Readers of this blog may not be aware that I a fan of LotR (and yes, I pronounce it to rhyme with “boater”). I am very avid fan, or VAF, and have been for what seems suddenly to have been a very long time. Two decades, in fact, now that I think about it.
But what do I mean by saying I am a VAF? Well, I saw the first two films in Peter Jackson’s epic film adaptation each twice – on their respective opening days. Rather than replicate this feat when the third film arrived, I instead sat through a special marathon screening of the extended versions of FotR and TTT in theatre packed with people in costume followed by the first late night showing of RotK. It was great, and I was intoxicated without once taking my flask from my pocket.
But the Jackson films, masterpieces though they be, have been but a very special treat in what is fast becoming a lifetime of Tolkien Fanaticism. The DVDs — both theatrical and extended versions, of course — occupy one end of the second of eight shelves in the floor-to-ceiling custom-made bookcase that houses the 235 books and media that comprise my collection. Indeed, the “movie era” as I call it was most exciting for the acquisition opportunities it afforded me. Many people evidently decided that the ramp-up to the release of FotR at the end of 2001 was a profitable time to unload long-hoarded cartons of Tolkieniana at used bookstores around the city. And once I discovered this, I was constantly on the prowl, Visa in hand, more than delighted to move the hoard back to my own cave.
But my amassing of worldly goods is a result of how much I love the books themselves. I have read the entire Lord of the Rings fifteen times since I was eight years old, and it is a fresh new adventure every time, a new layer of richness revealed to me with each passing year.
Though I scoffed at the suggestion of friends that the movie hype would sully my passionate fandom, I am now forced to admit that the past six years have taken their toll on me. I burnt out on the constant flow of news on the various fan sites, the sheer wonder of the achievement that Jackson brought to the screen, and the new wonders being published seemingly every time I turned around. And when, after the movie era came suddenly to an end after the extended edition of the third film was released, all the various sites I had been haunting and revelling in for four years quickly devolved into a chaotic morass of celebrity watching and fan fiction, neither of which gripped me.
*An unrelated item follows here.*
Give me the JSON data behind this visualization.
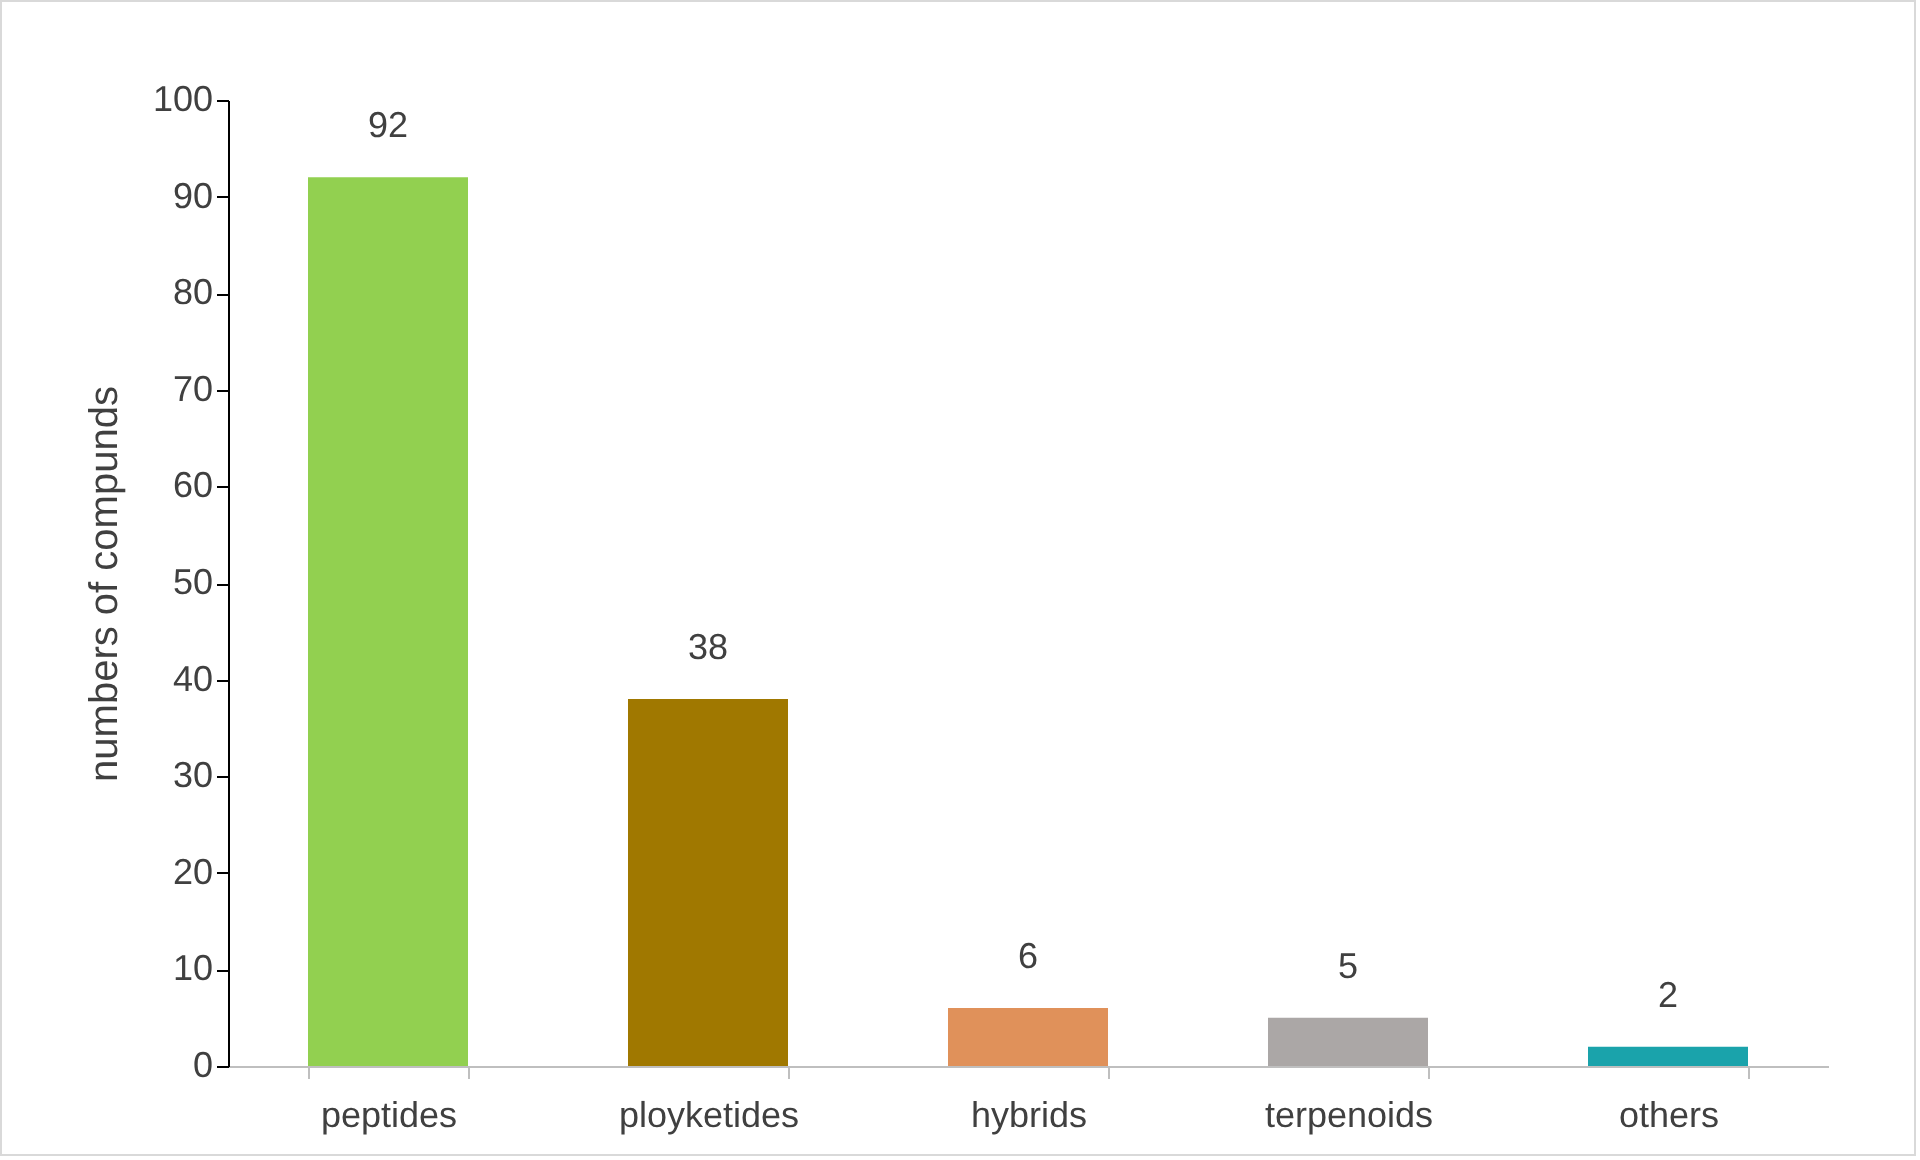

And while I prided myself on the collection I had built up, I had no time to read it, no energy to delve into the dozens and dozens of scholarly texts that I had paid outrageous academic prices for in my years-long spree.
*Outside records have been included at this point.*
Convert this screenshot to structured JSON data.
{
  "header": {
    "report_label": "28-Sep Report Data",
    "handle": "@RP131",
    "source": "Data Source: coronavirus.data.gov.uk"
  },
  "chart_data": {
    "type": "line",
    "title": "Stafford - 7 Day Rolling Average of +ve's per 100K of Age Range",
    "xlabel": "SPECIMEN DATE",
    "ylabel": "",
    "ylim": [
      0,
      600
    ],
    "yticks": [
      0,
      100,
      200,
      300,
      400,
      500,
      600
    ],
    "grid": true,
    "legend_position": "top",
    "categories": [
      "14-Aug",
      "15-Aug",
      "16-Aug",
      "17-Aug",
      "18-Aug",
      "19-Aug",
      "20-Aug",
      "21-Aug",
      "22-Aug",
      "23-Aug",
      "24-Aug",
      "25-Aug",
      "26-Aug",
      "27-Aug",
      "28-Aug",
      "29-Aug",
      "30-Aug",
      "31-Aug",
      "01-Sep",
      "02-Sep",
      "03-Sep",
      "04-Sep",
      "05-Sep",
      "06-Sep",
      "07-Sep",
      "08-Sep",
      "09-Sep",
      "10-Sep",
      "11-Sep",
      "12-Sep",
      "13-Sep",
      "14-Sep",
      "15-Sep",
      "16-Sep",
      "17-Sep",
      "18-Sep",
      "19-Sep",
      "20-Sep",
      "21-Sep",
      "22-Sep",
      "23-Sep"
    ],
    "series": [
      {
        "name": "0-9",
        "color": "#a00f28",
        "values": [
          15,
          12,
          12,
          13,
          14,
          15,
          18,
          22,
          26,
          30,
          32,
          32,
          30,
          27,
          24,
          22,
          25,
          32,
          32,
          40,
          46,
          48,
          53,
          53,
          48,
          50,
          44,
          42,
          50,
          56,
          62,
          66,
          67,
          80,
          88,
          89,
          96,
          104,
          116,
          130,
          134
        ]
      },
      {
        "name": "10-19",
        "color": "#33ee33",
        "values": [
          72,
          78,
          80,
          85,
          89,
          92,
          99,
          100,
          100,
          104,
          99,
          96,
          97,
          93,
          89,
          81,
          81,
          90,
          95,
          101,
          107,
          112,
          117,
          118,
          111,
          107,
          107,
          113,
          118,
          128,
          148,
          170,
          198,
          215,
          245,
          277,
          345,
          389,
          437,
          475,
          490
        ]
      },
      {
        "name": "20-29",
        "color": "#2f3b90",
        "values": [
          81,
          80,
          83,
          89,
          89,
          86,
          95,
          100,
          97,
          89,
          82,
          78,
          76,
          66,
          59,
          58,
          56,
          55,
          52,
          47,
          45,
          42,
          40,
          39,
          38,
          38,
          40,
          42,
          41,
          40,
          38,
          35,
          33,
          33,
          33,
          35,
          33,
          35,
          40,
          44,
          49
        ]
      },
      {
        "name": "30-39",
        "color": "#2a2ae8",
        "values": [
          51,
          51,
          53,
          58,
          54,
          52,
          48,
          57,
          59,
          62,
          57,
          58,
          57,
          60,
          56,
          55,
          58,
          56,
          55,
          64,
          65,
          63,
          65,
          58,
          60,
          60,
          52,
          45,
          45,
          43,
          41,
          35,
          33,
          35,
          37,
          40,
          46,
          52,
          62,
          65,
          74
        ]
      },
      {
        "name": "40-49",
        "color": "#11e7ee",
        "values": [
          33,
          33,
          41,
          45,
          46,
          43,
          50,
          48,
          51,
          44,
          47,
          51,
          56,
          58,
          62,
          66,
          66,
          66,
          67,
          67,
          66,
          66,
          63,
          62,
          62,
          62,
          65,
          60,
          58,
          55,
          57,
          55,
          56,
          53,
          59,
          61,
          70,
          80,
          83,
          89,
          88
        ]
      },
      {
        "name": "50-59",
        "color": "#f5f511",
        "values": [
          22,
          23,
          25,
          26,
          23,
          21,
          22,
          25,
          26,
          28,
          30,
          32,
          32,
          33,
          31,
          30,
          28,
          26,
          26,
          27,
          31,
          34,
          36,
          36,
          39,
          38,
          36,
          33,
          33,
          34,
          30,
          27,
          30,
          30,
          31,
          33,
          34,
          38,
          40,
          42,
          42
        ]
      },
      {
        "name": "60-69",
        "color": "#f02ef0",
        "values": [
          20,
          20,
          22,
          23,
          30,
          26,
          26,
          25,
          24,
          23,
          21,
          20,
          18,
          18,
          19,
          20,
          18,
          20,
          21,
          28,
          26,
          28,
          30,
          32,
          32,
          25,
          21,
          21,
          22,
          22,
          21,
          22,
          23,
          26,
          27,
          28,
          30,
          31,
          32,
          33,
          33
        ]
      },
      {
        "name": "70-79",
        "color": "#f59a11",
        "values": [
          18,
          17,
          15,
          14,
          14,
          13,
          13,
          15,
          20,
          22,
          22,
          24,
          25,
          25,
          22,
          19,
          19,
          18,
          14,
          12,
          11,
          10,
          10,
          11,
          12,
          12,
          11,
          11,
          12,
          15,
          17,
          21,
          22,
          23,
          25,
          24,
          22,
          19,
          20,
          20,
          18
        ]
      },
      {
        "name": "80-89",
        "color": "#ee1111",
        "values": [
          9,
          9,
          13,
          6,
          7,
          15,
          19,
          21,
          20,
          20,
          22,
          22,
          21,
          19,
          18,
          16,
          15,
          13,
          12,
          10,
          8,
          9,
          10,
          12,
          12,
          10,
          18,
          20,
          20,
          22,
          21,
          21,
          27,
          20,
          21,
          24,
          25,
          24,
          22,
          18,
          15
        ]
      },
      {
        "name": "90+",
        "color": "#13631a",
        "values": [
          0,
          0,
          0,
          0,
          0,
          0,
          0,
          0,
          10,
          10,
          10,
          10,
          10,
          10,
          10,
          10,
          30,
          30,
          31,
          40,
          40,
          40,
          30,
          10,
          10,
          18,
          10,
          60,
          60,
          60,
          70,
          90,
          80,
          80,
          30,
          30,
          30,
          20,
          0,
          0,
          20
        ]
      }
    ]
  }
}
And the realisation that mine will be the last generation that will have to/be able to provide their own vision of Middle-Earth hit me very hard. It crushes me to think that Jackson’s imagination, so nearly perfect as it is in many ways, will almost inevitably become almost insurmountable to all but the most determined imaginations. For the first time I felt painfully that I was surviving the end of something I cherished, living on into a new age that would not be quite the same. I felt old, and sad, and helpless.
So I don’t care much about the singing hobbits on stage. I am sure it will be a splendid thing, and perhaps someday I will see it, should it survive its own novelty to become an enduring work of the theatre (not holding my breath on that, though). But it moves nothing inside me. When my friend asked me my opinion, it felt odd to tell him that I knew literally no more than he: I had read the exact same article in Newsweek that had caught his eye, and not a thing else. Was I really the authority on all things Tolkien that he had meant to consult?
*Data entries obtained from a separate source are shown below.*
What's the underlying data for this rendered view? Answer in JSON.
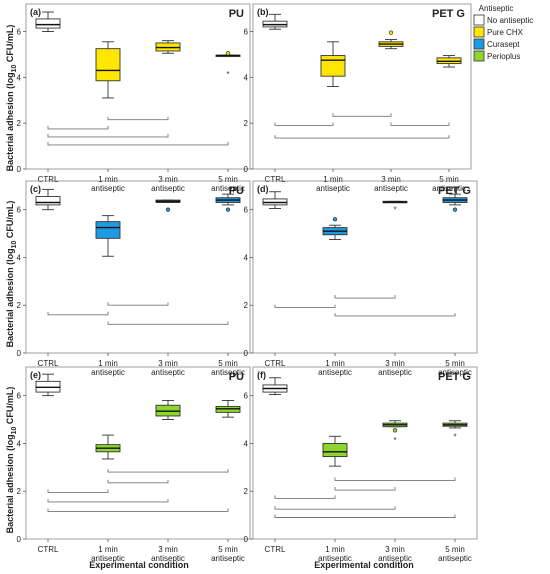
{
  "ylabel_main": "Bacterial adhesion (log",
  "ylabel_sub": "10",
  "ylabel_unit": " CFU/mL)",
  "xlabel": "Experimental condition",
  "legend": {
    "title": "Antiseptic",
    "entries": [
      {
        "name": "No antiseptic",
        "color": "#ffffff"
      },
      {
        "name": "Pure CHX",
        "color": "#ffe600"
      },
      {
        "name": "Curasept",
        "color": "#1e9be0"
      },
      {
        "name": "Perioplus",
        "color": "#8ed62d"
      }
    ]
  },
  "chart_data": [
    {
      "type": "box",
      "panel": "(a)",
      "title": "PU",
      "ylim": [
        0,
        7.2
      ],
      "yticks": [
        0,
        2,
        4,
        6
      ],
      "categories": [
        "CTRL",
        "1 min|antiseptic",
        "3 min|antiseptic",
        "5 min|antiseptic"
      ],
      "boxes": [
        {
          "min": 6.0,
          "q1": 6.15,
          "median": 6.3,
          "q3": 6.55,
          "max": 6.85,
          "color": "#ffffff",
          "outliers": []
        },
        {
          "min": 3.1,
          "q1": 3.85,
          "median": 4.3,
          "q3": 5.25,
          "max": 5.55,
          "color": "#ffe600",
          "outliers": []
        },
        {
          "min": 5.05,
          "q1": 5.15,
          "median": 5.3,
          "q3": 5.5,
          "max": 5.6,
          "color": "#ffe600",
          "outliers": []
        },
        {
          "min": 4.95,
          "q1": 4.95,
          "median": 4.95,
          "q3": 4.97,
          "max": 4.97,
          "color": "#ffe600",
          "outliers": [
            {
              "v": 5.05,
              "k": "o"
            },
            {
              "v": 4.15,
              "k": "*"
            }
          ]
        }
      ],
      "brackets": [
        [
          0,
          1,
          1.75
        ],
        [
          1,
          2,
          2.15
        ],
        [
          0,
          2,
          1.4
        ],
        [
          0,
          3,
          1.05
        ]
      ]
    },
    {
      "type": "box",
      "panel": "(b)",
      "title": "PET G",
      "ylim": [
        0,
        7.2
      ],
      "yticks": [
        0,
        2,
        4,
        6
      ],
      "categories": [
        "CTRL",
        "1 min|antiseptic",
        "3 min|antiseptic",
        "5 min|antiseptic"
      ],
      "boxes": [
        {
          "min": 6.1,
          "q1": 6.2,
          "median": 6.3,
          "q3": 6.45,
          "max": 6.75,
          "color": "#ffffff",
          "outliers": []
        },
        {
          "min": 3.6,
          "q1": 4.05,
          "median": 4.75,
          "q3": 4.95,
          "max": 5.55,
          "color": "#ffe600",
          "outliers": []
        },
        {
          "min": 5.25,
          "q1": 5.35,
          "median": 5.45,
          "q3": 5.55,
          "max": 5.65,
          "color": "#ffe600",
          "outliers": [
            {
              "v": 5.95,
              "k": "o"
            }
          ]
        },
        {
          "min": 4.45,
          "q1": 4.6,
          "median": 4.7,
          "q3": 4.85,
          "max": 4.95,
          "color": "#ffe600",
          "outliers": []
        }
      ],
      "brackets": [
        [
          0,
          1,
          1.9
        ],
        [
          1,
          2,
          2.3
        ],
        [
          2,
          3,
          1.9
        ],
        [
          0,
          3,
          1.35
        ]
      ]
    },
    {
      "type": "box",
      "panel": "(c)",
      "title": "PU",
      "ylim": [
        0,
        7.2
      ],
      "yticks": [
        0,
        2,
        4,
        6
      ],
      "categories": [
        "CTRL",
        "1 min|antiseptic",
        "3 min|antiseptic",
        "5 min|antiseptic"
      ],
      "boxes": [
        {
          "min": 6.0,
          "q1": 6.2,
          "median": 6.3,
          "q3": 6.55,
          "max": 6.85,
          "color": "#ffffff",
          "outliers": []
        },
        {
          "min": 4.05,
          "q1": 4.8,
          "median": 5.25,
          "q3": 5.5,
          "max": 5.75,
          "color": "#1e9be0",
          "outliers": []
        },
        {
          "min": 6.3,
          "q1": 6.3,
          "median": 6.35,
          "q3": 6.4,
          "max": 6.4,
          "color": "#1e9be0",
          "outliers": [
            {
              "v": 6.0,
              "k": "o"
            }
          ]
        },
        {
          "min": 6.2,
          "q1": 6.3,
          "median": 6.4,
          "q3": 6.5,
          "max": 6.65,
          "color": "#1e9be0",
          "outliers": [
            {
              "v": 6.0,
              "k": "o"
            }
          ]
        }
      ],
      "brackets": [
        [
          0,
          1,
          1.6
        ],
        [
          1,
          2,
          2.0
        ],
        [
          1,
          3,
          1.2
        ]
      ]
    },
    {
      "type": "box",
      "panel": "(d)",
      "title": "PET G",
      "ylim": [
        0,
        7.2
      ],
      "yticks": [
        0,
        2,
        4,
        6
      ],
      "categories": [
        "CTRL",
        "1 min|antiseptic",
        "3 min|antiseptic",
        "5 min|antiseptic"
      ],
      "boxes": [
        {
          "min": 6.05,
          "q1": 6.2,
          "median": 6.3,
          "q3": 6.45,
          "max": 6.75,
          "color": "#ffffff",
          "outliers": []
        },
        {
          "min": 4.75,
          "q1": 4.95,
          "median": 5.1,
          "q3": 5.25,
          "max": 5.35,
          "color": "#1e9be0",
          "outliers": [
            {
              "v": 5.6,
              "k": "o"
            }
          ]
        },
        {
          "min": 6.3,
          "q1": 6.3,
          "median": 6.32,
          "q3": 6.35,
          "max": 6.35,
          "color": "#1e9be0",
          "outliers": [
            {
              "v": 6.0,
              "k": "*"
            }
          ]
        },
        {
          "min": 6.2,
          "q1": 6.3,
          "median": 6.4,
          "q3": 6.5,
          "max": 6.65,
          "color": "#1e9be0",
          "outliers": [
            {
              "v": 6.0,
              "k": "o"
            }
          ]
        }
      ],
      "brackets": [
        [
          0,
          1,
          1.9
        ],
        [
          1,
          2,
          2.3
        ],
        [
          1,
          3,
          1.55
        ]
      ]
    },
    {
      "type": "box",
      "panel": "(e)",
      "title": "PU",
      "ylim": [
        0,
        7.2
      ],
      "yticks": [
        0,
        2,
        4,
        6
      ],
      "categories": [
        "CTRL",
        "1 min|antiseptic",
        "3 min|antiseptic",
        "5 min|antiseptic"
      ],
      "boxes": [
        {
          "min": 6.0,
          "q1": 6.15,
          "median": 6.35,
          "q3": 6.6,
          "max": 6.9,
          "color": "#ffffff",
          "outliers": []
        },
        {
          "min": 3.35,
          "q1": 3.65,
          "median": 3.8,
          "q3": 3.95,
          "max": 4.35,
          "color": "#8ed62d",
          "outliers": []
        },
        {
          "min": 5.0,
          "q1": 5.15,
          "median": 5.35,
          "q3": 5.6,
          "max": 5.8,
          "color": "#8ed62d",
          "outliers": []
        },
        {
          "min": 5.1,
          "q1": 5.3,
          "median": 5.45,
          "q3": 5.55,
          "max": 5.8,
          "color": "#8ed62d",
          "outliers": []
        }
      ],
      "brackets": [
        [
          1,
          3,
          2.8
        ],
        [
          1,
          2,
          2.35
        ],
        [
          0,
          1,
          1.95
        ],
        [
          0,
          2,
          1.55
        ],
        [
          0,
          3,
          1.15
        ]
      ]
    },
    {
      "type": "box",
      "panel": "(f)",
      "title": "PET G",
      "ylim": [
        0,
        7.2
      ],
      "yticks": [
        0,
        2,
        4,
        6
      ],
      "categories": [
        "CTRL",
        "1 min|antiseptic",
        "3 min|antiseptic",
        "5 min|antiseptic"
      ],
      "boxes": [
        {
          "min": 6.05,
          "q1": 6.15,
          "median": 6.3,
          "q3": 6.45,
          "max": 6.75,
          "color": "#ffffff",
          "outliers": []
        },
        {
          "min": 3.05,
          "q1": 3.45,
          "median": 3.65,
          "q3": 4.0,
          "max": 4.3,
          "color": "#8ed62d",
          "outliers": []
        },
        {
          "min": 4.7,
          "q1": 4.7,
          "median": 4.78,
          "q3": 4.85,
          "max": 4.95,
          "color": "#8ed62d",
          "outliers": [
            {
              "v": 4.55,
              "k": "o"
            },
            {
              "v": 4.15,
              "k": "*"
            }
          ]
        },
        {
          "min": 4.65,
          "q1": 4.72,
          "median": 4.78,
          "q3": 4.85,
          "max": 4.95,
          "color": "#8ed62d",
          "outliers": [
            {
              "v": 4.3,
              "k": "*"
            }
          ]
        }
      ],
      "brackets": [
        [
          1,
          3,
          2.45
        ],
        [
          1,
          2,
          2.05
        ],
        [
          0,
          1,
          1.7
        ],
        [
          0,
          2,
          1.25
        ],
        [
          0,
          3,
          0.9
        ]
      ]
    }
  ]
}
I believe that this reality check was inevitable after the euphoria that I coasted on through the movie era. I was truly a kid in a candy store; I took pictures of the Lord of the Rings display I built at Barnes & Noble for Christmas 2001, and for a while I carried them around like snapshots of a loved one. It was a fun ride while it lasted, but I hope that the post-movie comedown will lead me back to the where my passion and joy really lie: the page. After so many hours staring at screens of various sizes, I have a lot of reading to do.